Affiliate Disclosure
If you buy through our links, we may get a commission. Read our ethics policy.

AT&T activating MMS features early for some iPhone users

A variety of iPhone users are are reporting that new MMS features have been enabled on their handsets in advance of AT&T's official start date of September 25.

Apple added new MMS support to iPhone 3.0 to allow users to send pictures, video and audio recordings, contacts, or locations from Maps via 3G-capable iPhones. However, use of the new feature requires operator support.

AT&T, apparently afraid that millions of new iPhone 3.0 users would completely ransack its existing MMS service, reportedly decided to put opt-out service codes on all of its iPhone users' accounts until the company could beef up its network to accommodate the new demand.

In announcing its plans to enable the feature for iPhone users, AT&T explained, "It was important to give our customers a positive experience from day one. We support more iPhone customers than any other carrier in the world so we took the time necessary to make sure our network is ready to handle what we expect will be a record volume of MMS traffic. We truly appreciate our customers’ patience and hope they'll understand our desire to get it right from the start."

Rather than turning on MMS service for millions of American iPhone users all at once, AT&T has been selectively activating users across the country. Once activated, iPhone 3G and 3GS users should see a new "Cellular Data Network" menu item within the General/Network page of the Settings app and a new camera icon within the Messages app for sending photos.

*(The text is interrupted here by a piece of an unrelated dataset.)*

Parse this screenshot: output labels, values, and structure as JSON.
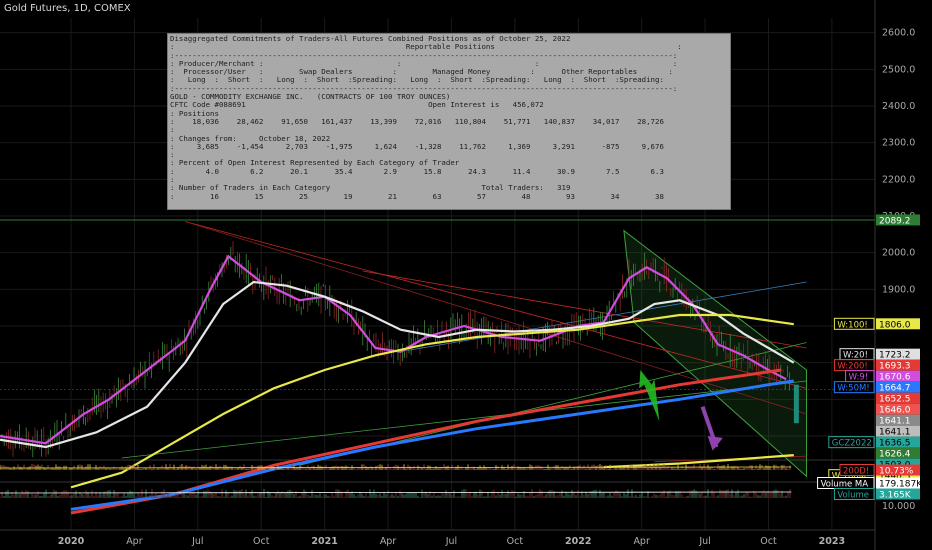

It's possible to install a modified carrier bundle for AT&T to activate MMS software features, but this does not necessarily result in functioning MMS. Without AT&T removing your opt out, MMS messages will queue up with a red exclamation icon as they fail to actually send.

iPhone 3G MMS

Many users are reporting that there is no correlation between working MMS and either their installed software version, their carrier bundle version, their service or texting plan, or their geographic location. AT&T appears to turning on MMS for users at random to achieve a staggered release up to the September 25 deadline.

90 Comments

quinney 19 Years · 2527 comments

Quote:
Originally Posted by AppleInsider

AT&T appears to turning on MMS for users at random to achieve a staggered release up to the September 25 deadline.

stagger on, At&t

al_bundy 16 Years · 1525 comments

doubt it's random. probably by something like billing cycle dates

anantksundaram 19 Years · 20395 comments

For all the hoo-ha about MMS, my guess is that it won't get used all that much or often.

MMS was for a different era.

iphonedeveloperthailand 16 Years · 63 comments

Over here in Thailand, we get 300 call mins, 300 SMS, 50 MMS, UNLIMITED EDGE 3G AND WIFI for only $12 a month.

nonvendorfan 16 Years · 201 comments

Quote:
Originally Posted by anantksundaram

For all the hoo-ha about MMS, my guess is that it won't get used all that much or often.

MMS was for a different era.

MMS is not for a "different era". There are millions of phones that use it and have used it for much longer than Apple even thought about putting out an iPod.

Not everyone has a smart phone and that will be the case for years to come.

Prior to 3.0 we had to email one YES 1 photo at a time. In my family there are two smart phones that have email out of 5 kids (and I'm 45).

Get off your fricking high horse and realize this has been missing for no reason other than AT&T & Apple's making AT&T'S network even worse. Now (if rumors are correct) you are stuck with AT&T for years.

Enjoy the new feature which is 15 years old and no multi-tasking operating system.

I'm out of my contract next July and can't wait to embrace Android. Yes, they only have 10,000 apps but they aren't all FLASH LIGHTS AND FART APPS.